Why Conservatives should support Stella Creasy on Thursday
This Thursday a motion from Stella Creasy MP and Justin Tomlinson MP will be moved in the House of Commons calling for Government to give regulators the power to cap the total cost for credit.
In brief (and as I’ve written before), the consumer credit (regulation and advice) bill seeks to integrate credit services with the post office network, impose a levy on consumer credit agencies to fund debt counselling and advice services, and give councils greater powers to regulate the amount of credit agencies in their local area.
Creasy has received support for her bill from the End Legal Loansharking Campaign, and though the emotive word “end” – as in to ban – has been used, in actual fact what the bill recommends is far more clever in that it seeks to find a mechanism to reduce unrealistic rates attached to many high-street lenders, with the aim of reducing credit dependency altogether.
During her adjournment debate held on 9 November 2010 in the House of Commons, Creasy noted 1 in 10 customers of legal loan sharks earn under £11,000 per year, and that even lenders playing by the book are able to okay loans at 272% APR (compared to 9-10% by mainstream lenders).
The inclusion of a Tory MP (Tomlinson, who is MP for Swindon North, who has recently set up a Personal Finance Education Group) will help give the bill cross-party appeal, but the very notion of “regulation” seemed to be met with resistance from some Conservatives – peculiar, seeing as at the heart of the bill is a commitment towards bringing down personal debt, and providing a gateway towards a more savings-based culture (something the Conservative Party were once geared towards).
According to Credit Action the total UK personal debt at the end of November 2010 stood at £1,454bn – which amounts to more than the whole country produces in a year. Additionally, total consumer credit lending to individuals was at £214bn.
David Willetts MP, Minister of State for Universities and Science, wrote for Bright Blue Magazine saying: “It is widely understood that what has broken our economy is our dependence on debt and borrowing. This is revealed in extraordinarily low levels of saving over the past decade.” We mustn’t avoid factoring in economic inequality to a broken economy, nor assume there is only one viable plan available to fix it with, but certainly the credit experiment hurt the worst off hardest.
By coincidence, Willetts was present at Creasy’s adjournment debate last November (he stepped in last minute) and noted that the points she raised in her bill would certainly be considered in the government’s ongoing credit review. Clearly Creasy’s recommendations are in step with his concerns about debt dependence and low levels of savings.
Willetts is not the only high-ranking Conservative politician who has spoken out on this issue. Before he was Prime Minister David Cameron addressed an audience on progressive conservatism, rallying against “Too much banking debt, too much personal debt and too much government debt”. Uncontrollable personal debt is clearly at odds with modern conservatism; Creasy’s bill should be seen as a solution.
Credit Unions or P2P
Part of the bill includes the recommendation that a levy be drawn up against lenders to afford financial literacy classes – for much the same reasons that alcoholic drink producers are obliged to promote the drink aware campaign on their advertising material. While P2P (peer-to-peer) lending may undercut illegal loan sharks, there can be no way for it to offer the kind of financial literacy advice that debt-dependents need.

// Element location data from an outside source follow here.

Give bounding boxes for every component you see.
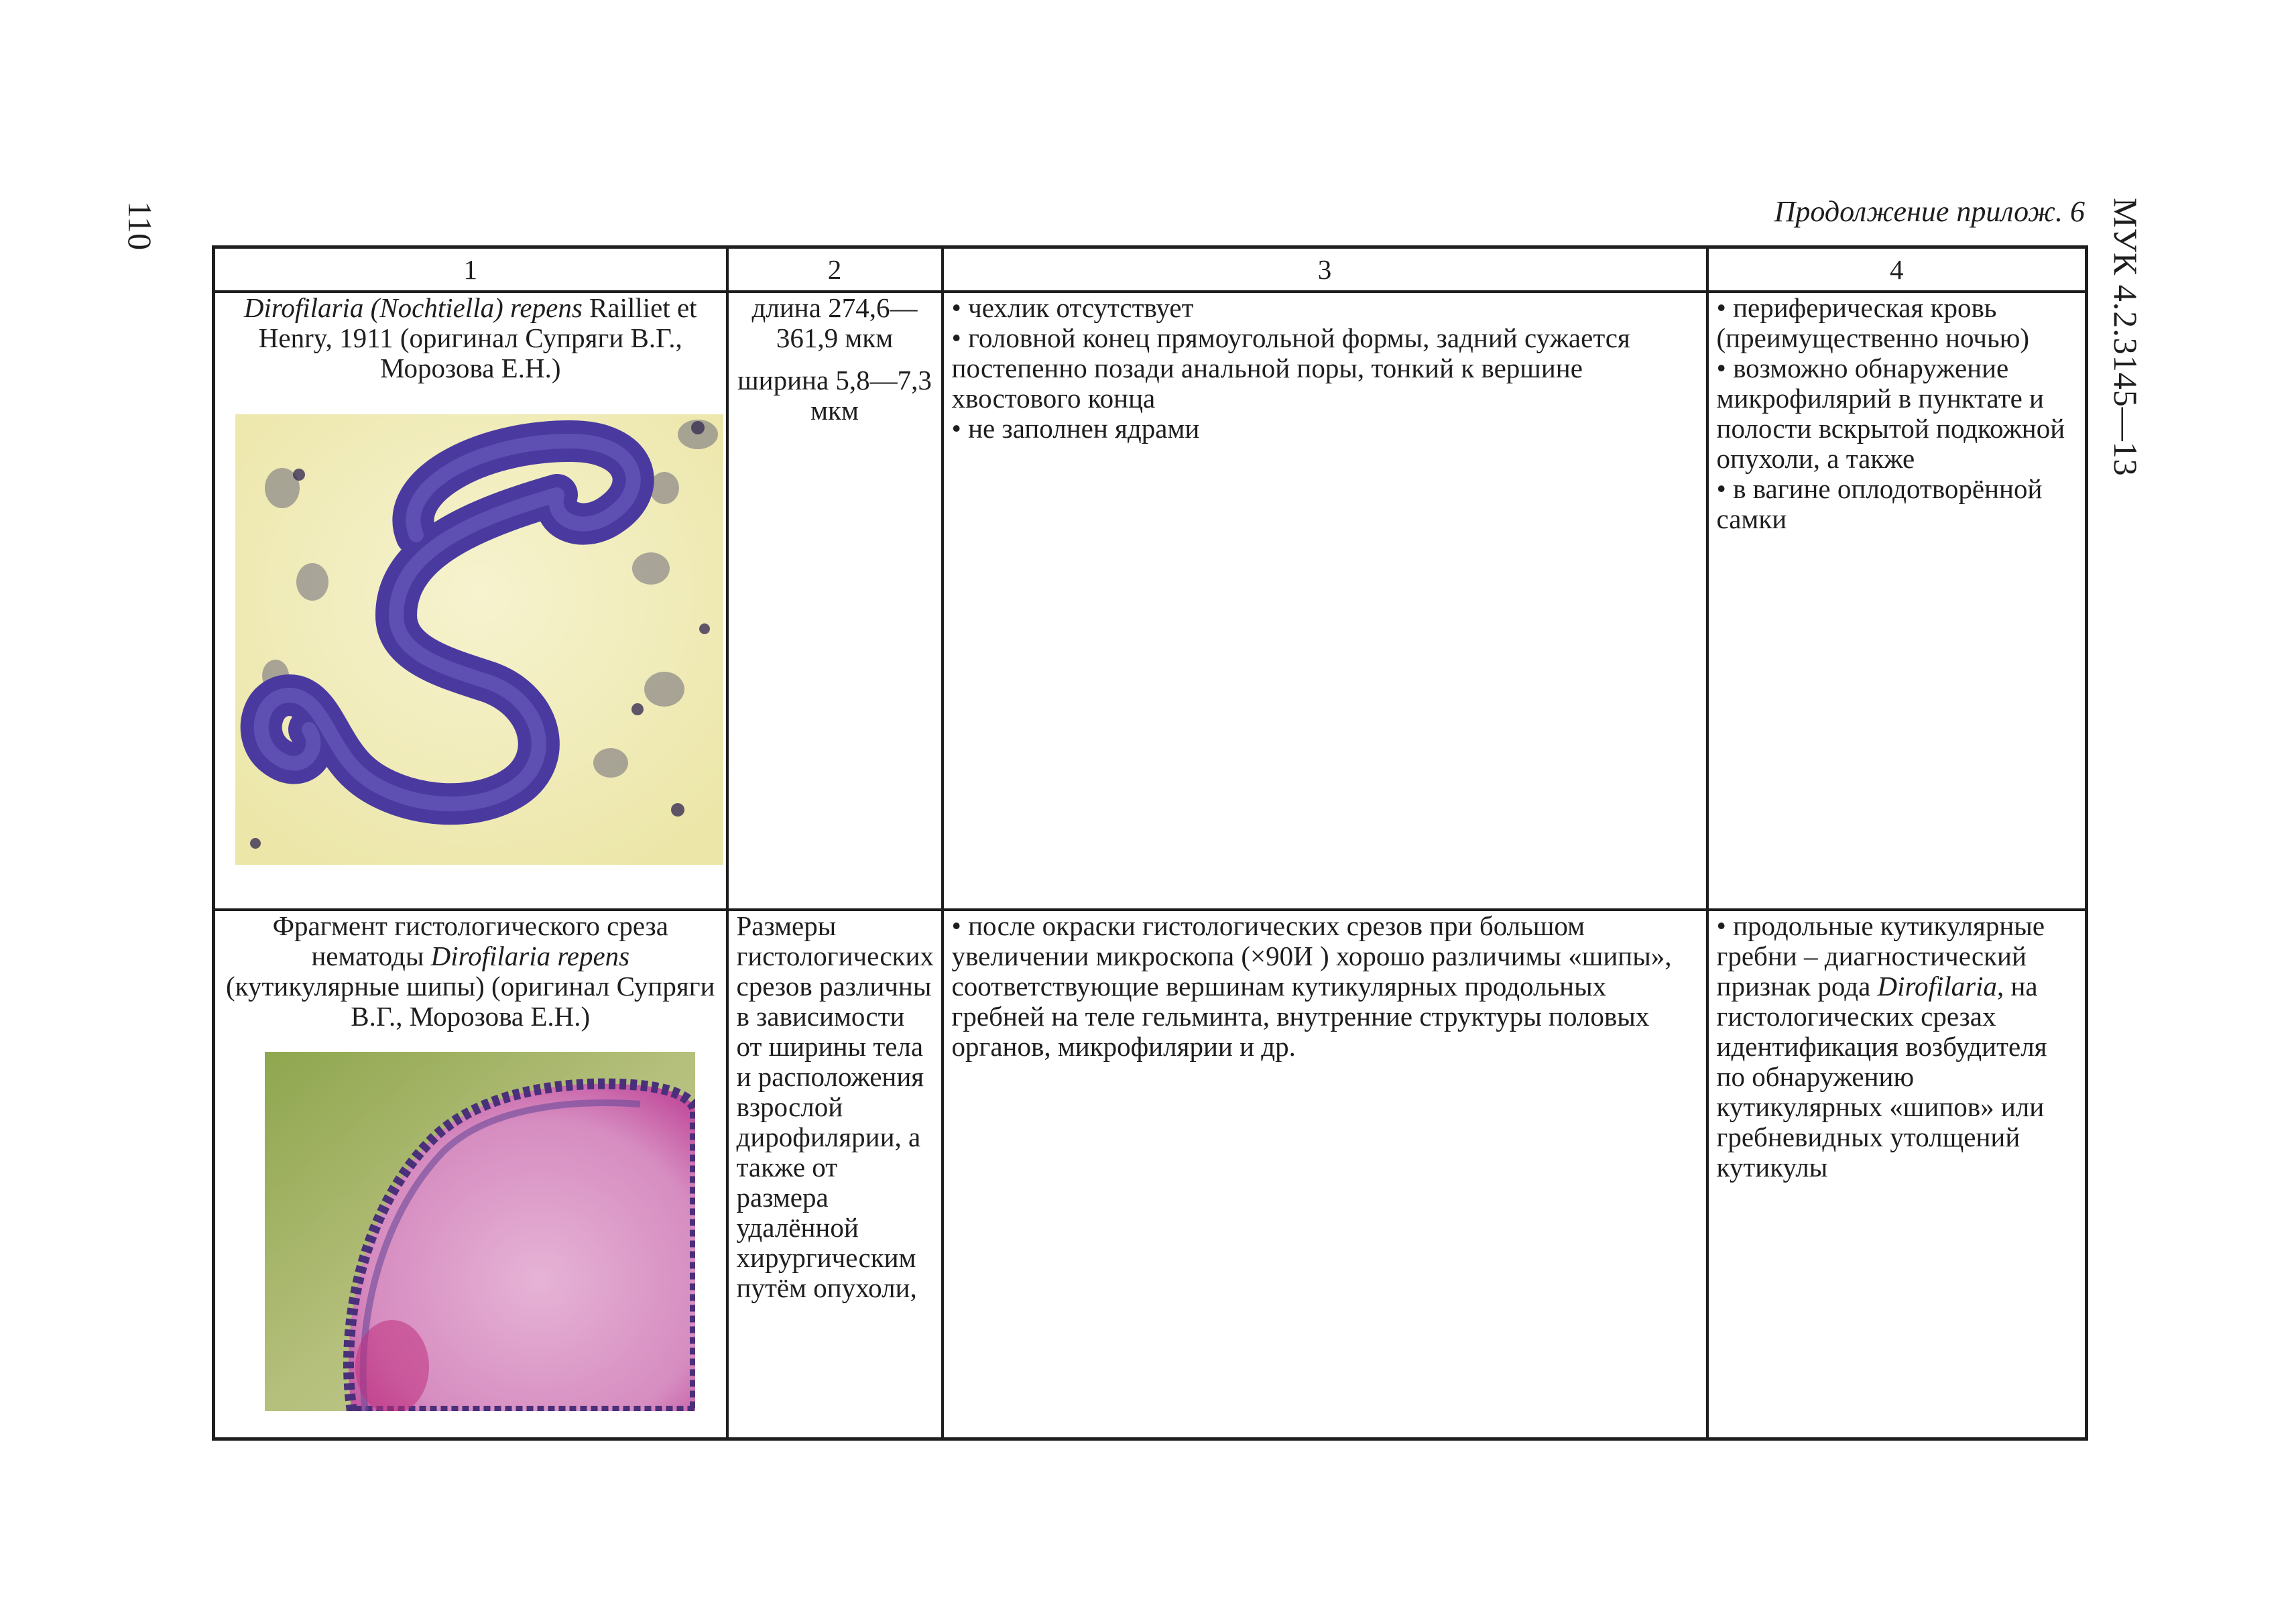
- column-header-4: 4: [1707, 247, 2087, 292]
- column-header-2: 2: [727, 247, 943, 292]
- table-row-microfilaria: [214, 292, 2087, 910]
- histology-size-cell: Размеры гистологических срезов различны в зависимости от ширины тела и расположения взрослой дирофилярии, а также от размера удалённой хирургическим путём опухоли,: [727, 910, 943, 1439]
- histology-morphology-cell: [943, 910, 1707, 1439]
- species-cell: [214, 292, 727, 910]
- detection-item: • в вагине оплодотворённой самки: [1716, 473, 2043, 534]
- caption-prefix: Фрагмент гистологического среза нематоды: [272, 910, 668, 971]
- histology-diagnosis-cell: [1707, 910, 2087, 1439]
- page-number: 110: [121, 201, 159, 251]
- column-header-3: 3: [943, 247, 1707, 292]
- taxon-name: Dirofilaria repens: [430, 941, 630, 971]
- length-measure: длина 274,6—361,9 мкм: [751, 292, 918, 353]
- diagnosis-prefix: • продольные кутикулярные гребни – диагностический признак рода: [1716, 910, 2045, 1002]
- morphology-item: • головной конец прямоугольной формы, задний сужается постепенно позади анальной поры, тонкий к вершине хвостового конца: [951, 322, 1630, 414]
- table-header-row: [214, 247, 2087, 292]
- histology-caption-cell: [214, 910, 727, 1439]
- morphology-item: • не заполнен ядрами: [951, 413, 1200, 444]
- morphology-item: • после окраски гистологических срезов при большом увеличении микроскопа (×90И ) хорошо различимы «шипы», соответствующие вершинам кутикулярных продольных гребней на теле гельминта, внутренние структуры половых органов, микрофилярии и др.: [951, 910, 1672, 1062]
- histology-photo: [265, 1052, 695, 1411]
- caption-suffix: (кутикулярные шипы) (оригинал Супряги В.Г., Морозова Е.Н.): [226, 971, 715, 1032]
- width-measure: ширина 5,8—7,3 мкм: [737, 365, 932, 426]
- appendix-table: [212, 245, 2088, 1441]
- continuation-label: Продолжение прилож. 6: [1774, 195, 2085, 228]
- morphology-item: • чехлик отсутствует: [951, 292, 1194, 323]
- taxon-name: Dirofilaria (Nochtiella) repens: [243, 292, 583, 323]
- detection-item: • возможно обнаружение микрофилярий в пунктате и полости вскрытой подкожной опухоли, а также: [1716, 353, 2065, 474]
- genus-name: Dirofilaria: [1877, 971, 1997, 1002]
- taxon-author-source: Railliet et Henry, 1911 (оригинал Супряги В.Г., Морозова Е.Н.): [258, 292, 697, 383]
- detection-cell: [1707, 292, 2087, 910]
- microfilaria-photo: [235, 414, 723, 865]
- table-row-histology: [214, 910, 2087, 1439]
- size-cell: [727, 292, 943, 910]
- morphology-cell: [943, 292, 1707, 910]
- document-code: МУК 4.2.3145—13: [2107, 198, 2144, 477]
- diagnosis-suffix: , на гистологических срезах идентификация возбудителя по обнаружению кутикулярных «шипов» или гребневидных утолщений кутикулы: [1716, 971, 2047, 1183]
- detection-item: • периферическая кровь (преимущественно ночью): [1716, 292, 2030, 353]
- column-header-1: 1: [214, 247, 727, 292]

Debt dependency will not disappear overnight. Credit unions are well placed to get people creditworthy, thus disincentivising use of illegal loansharks, or payday loan shops that charge astonishingly high APR rates, while simultaneously offering the kind of advice which will drive down personal debt in the future.
As Respublica researcher Sandra Gruesco noted last year, in 2003, George Osborne said:
“We greatly support the principle that the (Child Trust Fund) Bill is designed to promote (…) We think that having savings gives people a stake in society, gives them independence, encourages self-reliance and bolsters the freedom of the individual against the overbearing state.”
It was the conservative appeal to a savings culture that surprised a lot of Tories when it was decided the Child Trust Fund and the Savings Gateway – which have been noted as progressive conservative ideals (pdf) – should be scrapped.
Unfortunately nothing has yet been put in its place. OECD figures revealed that in each year from 2005 to 2008 British households were running negative savings, but thankfully the consumer credit (regulation and advice) bill seeks to address the very concerns expressed by high-ranking Conservatives themselves. It seems obvious that Conservatives should support Stella Creasy’s motion on Thursday.